Originally posted by texandrews With shutter shock, there can be so many variables... manufacturing tolerances in the individual camera and/or lens, lens model / weight / shape / focal length (if a zoom), hand-held technique, tripod and head supporting the camera, etc. Change any one of those variables and it may introduce, alter or remove the effect of shutter shock, or move it to a slightly different range of speeds.
I can force the shutter shock effect on
my K-3 with
my copy of the Sigma 18-300 at ~24mm and a shutter speed around 1/100s, hand-held. I don't get the "problem" using the same lens and shutter speed on my K-3II, nor can I replicate it on my K-3 if I use my Sigma 17-50 f/2.8 at the same focal length. My conclusion, in this particular instance, is that there's something about the combined mass and dimensions of the K-3 + Sigma 18-300 when set to that focal length. That may or may not relate to the effect DPR is seeing and the reason why the quoted user can't reproduce it, but it shows how difficult it can be to confirm if, and why, the behaviour occurs.
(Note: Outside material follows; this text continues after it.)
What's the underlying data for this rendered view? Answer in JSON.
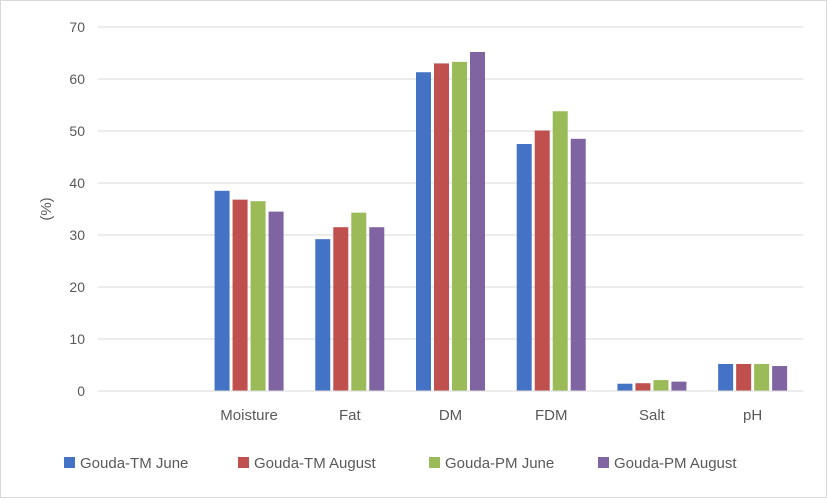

As an aside, I've previously mentioned how some guitars will have a "dead spot" where a particular string, at a particular fret, will sound muted and won't ring out as expected. Assuming it's not due to a raised fret and the neck has proper relief ("bow"), it can often be improved, resolved completely - or, sometimes, merely moved to a different spot - by adding mass to the instrument. A clip-on metal weight is usually added to the headstock to achieve this.
Last edited by BigMackCam; 05-31-2021 at 12:35 PM.